Postcard from Arecibo:
Life at the Dish

Posted: March 10, 2002

The SETI Institute has once again set up camp at the Arecibo Observatory in Puerto Rico as part of its Project Pheonix search for extraterrestrial signals from civilizations beyond our Solar System. Alex Barnett reports on life at the observatory.

I came prepared. Or so I thought. Proper teabags, bug spray and the spanish phrase book. But nothing could prepare me for my first view of this amazing wonder of the scientific world. Even now, in the last light of the day, there is something surreal about encountering a 1000ft diameter, manmade bowl in the middle of the lush Puerto Rican jungle.

It's easy to forget how quickly darkness falls this close to the equator. As the first stars appear, I find that I'm busy trying to hunt out the summer triangle, because years of looking at the stars from England have created an association between balmy nighttime observing and the stars of summer. But there's something familiar about the steely blue star flashing halfway up the sky, and as the belt of orion appears overhead, I realise with a minor culture shock that the icy blue is Sirius.

The days heavy rain ensures that a cacophony from the excited frogs, bugs, and other critters fills the air. It's a stark reminder of the abundance of life -- here on Planet Earth. Inside the control room is a quieter form of life -- members of the Project Phoenix team from the SETI Institute. Taking command of the dish for each night over a three week run, the team are using its great bowl to scan the skies, searching for extra terrestrioal intelligence, hoping to encounter a whisper from ET.

: 'So', I ask at dinner "Is tonight the night?" Seth, Peter and Jane laugh. All visitors assume that ET is going to call during their visit.

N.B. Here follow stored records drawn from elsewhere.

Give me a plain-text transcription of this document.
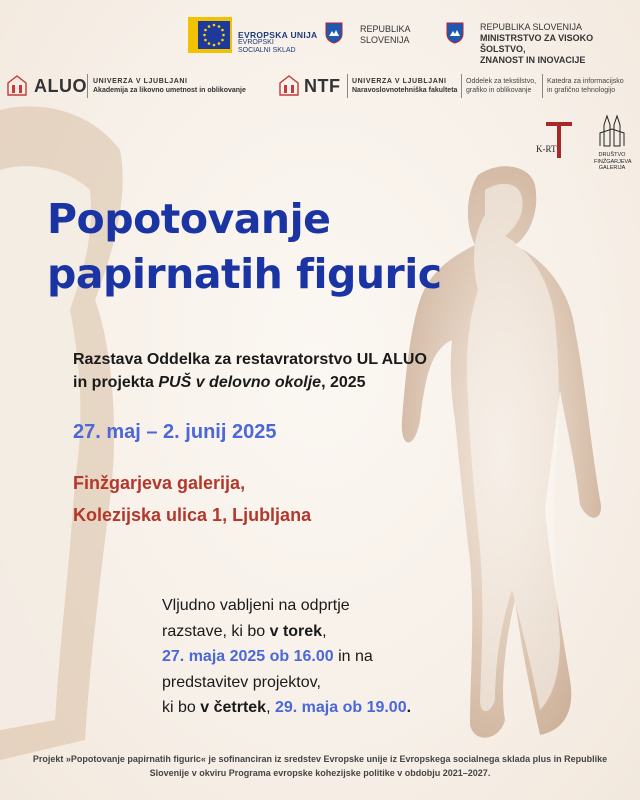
EVROPSKA UNIJA
EVROPSKI
SOCIALNI SKLAD
REPUBLIKA
SLOVENIJA
REPUBLIKA SLOVENIJA
MINISTRSTVO ZA VISOKO ŠOLSTVO,
ZNANOST IN INOVACIJE
ALUO UNIVERZA V LJUBLJANI
Akademija za likovno umetnost in oblikovanje	NTF UNIVERZA V LJUBLJANI
Naravoslovnotehniška fakulteta
Oddelek za tekstilstvo,
grafiko in oblikovanje
Katedra za informacijsko
in grafično tehnologijo
K-RT
DRUŠTVO
FINŽGARJEVA
GALERIJA
Popotovanje
papirnatih figuric
Razstava Oddelka za restavratorstvo UL ALUO
in projekta PUŠ v delovno okolje, 2025
27. maj – 2. junij 2025
Finžgarjeva galerija,
Kolezijska ulica 1, Ljubljana
Vljudno vabljeni na odprtje
razstave, ki bo v torek,
27. maja 2025 ob 16.00 in na
predstavitev projektov,
ki bo v četrtek, 29. maja ob 19.00.
Projekt »Popotovanje papirnatih figuric« je sofinanciran iz sredstev Evropske unije iz Evropskega socialnega sklada plus in Republike
Slovenije v okviru Programa evropske kohezijske politike v obdobju 2021–2027.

Having been a viewer of the SETI web cams on previous observing occasions (and doing my best to keep out of view of the current cams whilst I'm here!) then I had started to form an impression that waiting for the signal had qualities of watching paint dry. But a couple of hours into the session, after the important tasks of hunting for milk, sugar and extra strength coffee have been finished, I realise that there is activity around the computer screens, and lots of discussion. I creep forward....maybe it will happen on my watch!